崔瑾赶紧将这些不雅念头甩开,握着拳轻咳两声,道:“现在来说说天竺的佛教。佛教由迦毗罗卫国王子乔达摩·悉达多所创。二十岁时离家成道,此后被尊称‘佛陀’,意为觉悟者,简称‘佛’,所传宗教被称为‘佛教’。佛家与道家之不同在于,一是修来世,一是修今生。佛家讲‘放下’,只要你肯放下心中执念,即便你做尽坏事杀人无数,你都可以立地成佛。而我道家却一直讲求修心养性,所传弟子须得‘品行’二字,宁缺毋滥。故此,那佛家寺庙无论你是否作奸犯科,是否心存善念,是否真正的一心向佛,只要你肯‘回头是岸’,肯放下红尘万念,均可成佛。正因如此,佛教自从传到中原后,便发展迅速,占领了大片的好山好水好田好土,不事生产,不交赋税,还千方百计骗取老百姓的钱财,着实让人恼恨。幸好啊,这几年朝廷开始整顿包括道家在内的宗教组织,无论是谁,只要你在大唐的地界儿开店赚钱,那就得上税。想传道布法,就得先通过相关考试,取得度牒。哎呀,话题说远了,咱们再转回来啊!”
他轻轻地扫了一眼,见不少人眼露深思,眉头轻蹙,面含疑虑,不由轻笑。前几年,道家便首先提出要整合统一道义,清理整顿道家队伍,并主动提出纳税,这得到朝廷的极大支持。这也引起了佛教的激烈反对,双方经常举行各种辩论会,宣传各自的教义。因为崔瑾的原因,原本对佛教极有好感的李世民也逐渐疏远了佛教。想当初,少林寺曾助李世民平定王世充,所以,李世民后来登基后,告谕少林寺上座寺主等人,表彰少林寺僧助唐平定王世充的战功,并亲笔草签的“世民”二字。
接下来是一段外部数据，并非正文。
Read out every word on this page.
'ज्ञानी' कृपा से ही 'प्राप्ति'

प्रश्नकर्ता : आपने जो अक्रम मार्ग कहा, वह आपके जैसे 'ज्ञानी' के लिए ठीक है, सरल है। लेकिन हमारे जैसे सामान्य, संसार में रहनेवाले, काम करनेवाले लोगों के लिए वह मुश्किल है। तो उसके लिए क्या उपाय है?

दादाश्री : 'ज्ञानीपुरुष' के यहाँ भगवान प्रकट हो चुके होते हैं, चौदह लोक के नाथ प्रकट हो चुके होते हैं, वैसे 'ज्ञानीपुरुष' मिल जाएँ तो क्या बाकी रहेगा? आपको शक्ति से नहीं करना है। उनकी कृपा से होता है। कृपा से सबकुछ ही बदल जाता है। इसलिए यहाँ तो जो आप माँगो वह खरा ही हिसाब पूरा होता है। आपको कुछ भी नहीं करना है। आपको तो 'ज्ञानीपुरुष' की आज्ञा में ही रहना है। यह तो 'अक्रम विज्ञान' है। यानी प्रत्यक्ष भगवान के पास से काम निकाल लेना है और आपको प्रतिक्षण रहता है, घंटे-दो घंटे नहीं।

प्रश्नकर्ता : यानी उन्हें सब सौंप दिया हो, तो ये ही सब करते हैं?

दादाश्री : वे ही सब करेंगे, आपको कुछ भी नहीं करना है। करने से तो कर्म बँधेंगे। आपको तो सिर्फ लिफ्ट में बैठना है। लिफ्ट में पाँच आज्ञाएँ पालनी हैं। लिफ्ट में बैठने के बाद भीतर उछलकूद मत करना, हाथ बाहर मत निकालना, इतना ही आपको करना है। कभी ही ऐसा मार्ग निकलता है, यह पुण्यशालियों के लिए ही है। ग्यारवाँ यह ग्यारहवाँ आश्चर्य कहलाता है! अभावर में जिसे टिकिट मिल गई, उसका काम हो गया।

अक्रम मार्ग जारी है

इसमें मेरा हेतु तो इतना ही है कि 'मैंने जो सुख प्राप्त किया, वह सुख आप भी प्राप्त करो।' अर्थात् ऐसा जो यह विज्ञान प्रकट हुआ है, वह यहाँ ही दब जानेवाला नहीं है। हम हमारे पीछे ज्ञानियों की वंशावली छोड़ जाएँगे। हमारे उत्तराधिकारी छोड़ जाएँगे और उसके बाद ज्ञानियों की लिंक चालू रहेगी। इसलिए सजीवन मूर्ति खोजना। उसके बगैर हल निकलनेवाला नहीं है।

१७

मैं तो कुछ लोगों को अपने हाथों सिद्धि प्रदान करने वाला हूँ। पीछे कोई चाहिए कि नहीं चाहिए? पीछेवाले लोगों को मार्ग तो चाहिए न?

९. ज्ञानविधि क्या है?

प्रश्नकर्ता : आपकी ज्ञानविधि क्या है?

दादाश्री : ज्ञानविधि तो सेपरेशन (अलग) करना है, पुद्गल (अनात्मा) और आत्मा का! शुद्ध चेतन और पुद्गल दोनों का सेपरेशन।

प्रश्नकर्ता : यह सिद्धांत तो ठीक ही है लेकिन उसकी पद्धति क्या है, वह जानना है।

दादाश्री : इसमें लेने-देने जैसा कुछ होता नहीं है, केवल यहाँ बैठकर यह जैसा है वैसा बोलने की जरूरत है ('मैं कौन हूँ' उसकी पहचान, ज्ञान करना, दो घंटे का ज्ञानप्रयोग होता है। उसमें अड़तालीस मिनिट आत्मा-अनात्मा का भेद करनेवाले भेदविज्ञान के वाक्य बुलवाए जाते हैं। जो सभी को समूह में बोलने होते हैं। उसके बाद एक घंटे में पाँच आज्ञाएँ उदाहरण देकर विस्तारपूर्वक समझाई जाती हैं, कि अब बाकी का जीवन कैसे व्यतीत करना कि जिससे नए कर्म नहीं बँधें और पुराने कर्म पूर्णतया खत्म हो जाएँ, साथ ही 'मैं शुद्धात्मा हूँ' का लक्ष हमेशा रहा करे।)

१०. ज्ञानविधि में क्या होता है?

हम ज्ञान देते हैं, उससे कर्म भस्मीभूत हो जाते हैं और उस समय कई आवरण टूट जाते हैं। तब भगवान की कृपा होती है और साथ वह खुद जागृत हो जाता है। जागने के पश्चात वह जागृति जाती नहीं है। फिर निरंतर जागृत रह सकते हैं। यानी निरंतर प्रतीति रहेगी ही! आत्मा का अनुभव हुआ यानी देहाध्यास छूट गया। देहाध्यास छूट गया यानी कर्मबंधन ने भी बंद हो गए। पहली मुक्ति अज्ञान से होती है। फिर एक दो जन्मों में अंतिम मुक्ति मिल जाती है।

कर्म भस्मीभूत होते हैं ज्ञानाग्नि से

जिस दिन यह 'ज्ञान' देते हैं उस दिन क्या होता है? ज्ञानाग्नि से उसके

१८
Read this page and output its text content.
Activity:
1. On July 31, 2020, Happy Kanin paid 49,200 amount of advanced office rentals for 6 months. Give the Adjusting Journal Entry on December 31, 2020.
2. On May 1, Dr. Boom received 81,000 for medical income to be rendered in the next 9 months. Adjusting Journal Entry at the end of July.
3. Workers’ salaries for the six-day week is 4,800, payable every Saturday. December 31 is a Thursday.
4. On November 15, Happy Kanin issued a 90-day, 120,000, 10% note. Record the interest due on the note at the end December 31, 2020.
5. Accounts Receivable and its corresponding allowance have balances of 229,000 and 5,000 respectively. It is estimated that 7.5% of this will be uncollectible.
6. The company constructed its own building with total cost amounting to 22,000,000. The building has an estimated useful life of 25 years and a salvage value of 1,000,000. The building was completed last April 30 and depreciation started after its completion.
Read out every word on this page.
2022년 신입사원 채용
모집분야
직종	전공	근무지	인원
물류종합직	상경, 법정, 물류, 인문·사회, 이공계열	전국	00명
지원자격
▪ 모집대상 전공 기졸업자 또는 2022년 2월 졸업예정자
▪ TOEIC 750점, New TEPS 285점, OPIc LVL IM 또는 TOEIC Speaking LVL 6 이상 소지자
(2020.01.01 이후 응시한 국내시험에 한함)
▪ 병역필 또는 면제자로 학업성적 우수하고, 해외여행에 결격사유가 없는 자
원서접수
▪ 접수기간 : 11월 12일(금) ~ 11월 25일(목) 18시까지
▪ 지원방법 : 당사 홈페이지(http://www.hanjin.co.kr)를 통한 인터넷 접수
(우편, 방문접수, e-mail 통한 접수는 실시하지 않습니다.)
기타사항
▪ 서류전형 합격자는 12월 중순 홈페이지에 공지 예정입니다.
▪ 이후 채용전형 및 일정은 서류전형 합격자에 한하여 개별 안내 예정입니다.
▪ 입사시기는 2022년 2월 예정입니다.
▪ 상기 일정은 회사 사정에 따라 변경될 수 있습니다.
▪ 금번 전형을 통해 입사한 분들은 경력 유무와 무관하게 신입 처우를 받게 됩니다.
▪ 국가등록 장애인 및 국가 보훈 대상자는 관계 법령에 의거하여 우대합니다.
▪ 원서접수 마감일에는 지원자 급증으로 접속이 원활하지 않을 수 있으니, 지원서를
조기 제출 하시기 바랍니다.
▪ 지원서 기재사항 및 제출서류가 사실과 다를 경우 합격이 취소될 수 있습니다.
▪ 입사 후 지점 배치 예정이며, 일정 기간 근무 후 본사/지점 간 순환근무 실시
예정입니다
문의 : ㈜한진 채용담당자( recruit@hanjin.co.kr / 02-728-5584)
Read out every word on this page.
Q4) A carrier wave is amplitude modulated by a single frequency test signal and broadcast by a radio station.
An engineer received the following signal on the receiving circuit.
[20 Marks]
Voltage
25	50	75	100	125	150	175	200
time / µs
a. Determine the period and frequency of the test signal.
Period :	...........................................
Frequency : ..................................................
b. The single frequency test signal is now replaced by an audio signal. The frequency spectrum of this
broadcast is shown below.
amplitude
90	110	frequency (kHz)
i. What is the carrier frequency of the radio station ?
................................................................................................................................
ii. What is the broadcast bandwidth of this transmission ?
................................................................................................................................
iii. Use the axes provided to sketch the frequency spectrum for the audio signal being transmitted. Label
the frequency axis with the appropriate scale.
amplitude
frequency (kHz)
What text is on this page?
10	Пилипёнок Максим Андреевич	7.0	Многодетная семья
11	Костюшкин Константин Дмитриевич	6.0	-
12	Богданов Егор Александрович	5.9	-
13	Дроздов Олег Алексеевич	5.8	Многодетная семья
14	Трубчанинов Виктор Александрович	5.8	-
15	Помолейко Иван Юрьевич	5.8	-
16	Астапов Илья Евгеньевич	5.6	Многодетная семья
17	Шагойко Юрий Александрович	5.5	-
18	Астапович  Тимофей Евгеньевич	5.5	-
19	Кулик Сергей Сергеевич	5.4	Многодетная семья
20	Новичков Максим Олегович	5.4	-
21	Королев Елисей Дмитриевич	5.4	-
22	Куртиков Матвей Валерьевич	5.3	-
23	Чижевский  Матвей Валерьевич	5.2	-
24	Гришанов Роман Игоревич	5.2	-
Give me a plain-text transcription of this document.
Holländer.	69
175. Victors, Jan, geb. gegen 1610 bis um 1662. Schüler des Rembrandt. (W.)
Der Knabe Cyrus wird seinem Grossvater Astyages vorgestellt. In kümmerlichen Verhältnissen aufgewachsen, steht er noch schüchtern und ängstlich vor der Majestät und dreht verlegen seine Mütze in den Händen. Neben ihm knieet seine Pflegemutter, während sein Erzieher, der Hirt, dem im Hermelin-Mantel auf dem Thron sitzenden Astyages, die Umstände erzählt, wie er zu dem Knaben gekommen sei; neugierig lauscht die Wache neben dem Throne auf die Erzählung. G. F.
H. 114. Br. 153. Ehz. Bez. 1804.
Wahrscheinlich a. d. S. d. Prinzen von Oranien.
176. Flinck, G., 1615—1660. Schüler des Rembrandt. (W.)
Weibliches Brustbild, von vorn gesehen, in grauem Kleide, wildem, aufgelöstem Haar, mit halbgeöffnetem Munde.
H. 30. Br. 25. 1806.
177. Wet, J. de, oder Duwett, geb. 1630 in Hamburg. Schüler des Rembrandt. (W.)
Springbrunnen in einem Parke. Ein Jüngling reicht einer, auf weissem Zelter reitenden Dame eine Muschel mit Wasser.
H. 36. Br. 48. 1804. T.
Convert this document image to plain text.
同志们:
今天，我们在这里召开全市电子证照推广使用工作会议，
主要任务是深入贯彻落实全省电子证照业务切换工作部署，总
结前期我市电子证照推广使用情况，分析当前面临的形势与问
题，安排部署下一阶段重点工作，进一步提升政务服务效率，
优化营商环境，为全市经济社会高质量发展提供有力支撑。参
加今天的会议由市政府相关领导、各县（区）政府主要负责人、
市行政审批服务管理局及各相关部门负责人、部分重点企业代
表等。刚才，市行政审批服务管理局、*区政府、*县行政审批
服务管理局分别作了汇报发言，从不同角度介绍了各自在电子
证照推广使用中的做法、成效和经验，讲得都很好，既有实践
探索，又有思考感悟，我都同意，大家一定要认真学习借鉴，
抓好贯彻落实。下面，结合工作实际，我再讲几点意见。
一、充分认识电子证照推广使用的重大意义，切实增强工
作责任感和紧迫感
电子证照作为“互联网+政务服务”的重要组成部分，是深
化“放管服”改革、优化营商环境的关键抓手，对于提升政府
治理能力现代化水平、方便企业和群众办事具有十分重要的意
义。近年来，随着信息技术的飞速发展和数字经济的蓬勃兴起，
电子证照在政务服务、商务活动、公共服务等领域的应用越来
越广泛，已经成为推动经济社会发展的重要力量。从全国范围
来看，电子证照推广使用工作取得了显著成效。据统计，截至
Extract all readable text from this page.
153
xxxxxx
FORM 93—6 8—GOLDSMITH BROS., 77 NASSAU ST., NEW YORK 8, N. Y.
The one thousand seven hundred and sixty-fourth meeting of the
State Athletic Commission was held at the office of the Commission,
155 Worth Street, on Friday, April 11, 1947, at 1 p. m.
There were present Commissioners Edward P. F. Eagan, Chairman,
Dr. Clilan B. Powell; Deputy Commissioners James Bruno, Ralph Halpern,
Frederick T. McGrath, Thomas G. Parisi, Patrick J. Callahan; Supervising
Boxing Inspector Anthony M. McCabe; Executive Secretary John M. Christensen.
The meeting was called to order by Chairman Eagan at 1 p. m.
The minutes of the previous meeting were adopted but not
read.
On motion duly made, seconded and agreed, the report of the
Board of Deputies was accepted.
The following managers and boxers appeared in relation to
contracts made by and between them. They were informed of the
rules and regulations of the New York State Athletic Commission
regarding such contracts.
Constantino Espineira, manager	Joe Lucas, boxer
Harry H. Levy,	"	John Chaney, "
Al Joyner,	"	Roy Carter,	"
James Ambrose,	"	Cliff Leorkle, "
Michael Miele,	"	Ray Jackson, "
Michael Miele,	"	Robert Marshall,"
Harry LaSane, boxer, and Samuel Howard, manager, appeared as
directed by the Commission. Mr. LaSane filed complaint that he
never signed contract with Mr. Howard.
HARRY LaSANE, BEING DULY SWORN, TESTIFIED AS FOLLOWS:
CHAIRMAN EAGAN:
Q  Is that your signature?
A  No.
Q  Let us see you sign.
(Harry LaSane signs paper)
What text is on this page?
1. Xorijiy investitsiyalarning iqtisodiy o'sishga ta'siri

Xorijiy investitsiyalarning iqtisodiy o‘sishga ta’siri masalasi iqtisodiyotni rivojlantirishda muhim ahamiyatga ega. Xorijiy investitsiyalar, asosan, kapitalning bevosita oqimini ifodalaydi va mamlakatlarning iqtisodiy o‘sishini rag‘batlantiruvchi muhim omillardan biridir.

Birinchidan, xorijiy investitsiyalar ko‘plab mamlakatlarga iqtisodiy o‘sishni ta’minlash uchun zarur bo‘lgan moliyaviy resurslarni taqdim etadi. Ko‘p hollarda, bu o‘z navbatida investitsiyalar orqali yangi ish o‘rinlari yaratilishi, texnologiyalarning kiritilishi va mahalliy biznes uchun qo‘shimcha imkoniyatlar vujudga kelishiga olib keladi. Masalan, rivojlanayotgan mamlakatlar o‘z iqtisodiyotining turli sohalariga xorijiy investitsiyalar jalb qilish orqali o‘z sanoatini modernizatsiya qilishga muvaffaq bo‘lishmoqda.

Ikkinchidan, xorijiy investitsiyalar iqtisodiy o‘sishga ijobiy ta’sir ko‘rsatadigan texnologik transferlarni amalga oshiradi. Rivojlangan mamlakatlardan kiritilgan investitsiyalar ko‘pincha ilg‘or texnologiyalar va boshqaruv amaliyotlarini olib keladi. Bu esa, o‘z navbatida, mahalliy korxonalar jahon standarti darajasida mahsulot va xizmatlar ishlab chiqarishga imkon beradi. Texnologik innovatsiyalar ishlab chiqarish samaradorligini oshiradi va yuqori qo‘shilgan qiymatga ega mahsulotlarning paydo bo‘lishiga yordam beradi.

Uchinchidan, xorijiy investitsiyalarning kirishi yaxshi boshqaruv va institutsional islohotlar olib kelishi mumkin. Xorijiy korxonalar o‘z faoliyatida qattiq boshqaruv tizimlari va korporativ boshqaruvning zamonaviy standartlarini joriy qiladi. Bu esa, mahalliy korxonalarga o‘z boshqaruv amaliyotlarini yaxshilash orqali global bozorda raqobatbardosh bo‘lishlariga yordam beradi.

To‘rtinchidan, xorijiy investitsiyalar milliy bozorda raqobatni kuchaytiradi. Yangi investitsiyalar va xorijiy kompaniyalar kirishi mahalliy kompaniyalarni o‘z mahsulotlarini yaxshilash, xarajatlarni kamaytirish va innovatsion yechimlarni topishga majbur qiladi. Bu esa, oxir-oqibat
佛家也想紧紧地抱住李世民的大腿,可惜,虽然李世民念旧,但李氏更想给自己弄个好出身,将自家拉成太上老君后裔,自大唐开国后即尊崇道教,规定道教为三教之首。到了武则天时期,为了让自己名正言顺地称帝,抑道尊佛,借此打压皇室李。不过,到了玄宗时期,尤其崇信道教,加封老子尊号为大圣祖玄元皇帝,以《道德经》为科举考试科目。
崔瑾之所以提到佛家道家,不过是给某些人提个醒,因为,他们的家人中便有不少信奉佛家,经常到寺庙中捐灯油钱,见朝廷整顿宗教组织,还私下说闲话进行阻挠,前次回京,李世民也在自己面前嘀咕,很是恼火。特别是看到那些数据,触目惊心,如此庞大的佛教力量,如此庞大的土地面积,不仅不向国家纳一个铜子的税,还白白占领下那么多土地,又将这些土地高价佃租出去。因为过去担心引发混乱,所以一直忍耐着,但崔芮在江南便逐渐开始抑制佛教的发展,捉到各大寺庙的痛脚,然后大刀阔斧地进行整顿,驱除大量假和尚,特别是那些“立地成佛”、“回头是岸”的家伙,一律收监,按律判决,决不手软。这下子,将隋炀帝杨广辛辛苦苦忍辱负重建下的和谐局面彻底打破,将江南士族的铜墙铁壁打破,让江南这块热土终于回到中央的怀抱。李世民见到这个成功案例,自然是欣喜无比,就开始着手逐渐推广开来。
见到崔瑾对那佛教似乎不屑,大家默然。崔瑾笑道:“各地有各地的风俗习惯,我们即便是不信,但也要尊重。不然,买卖不成,反倒是积怨成仇便不好了。”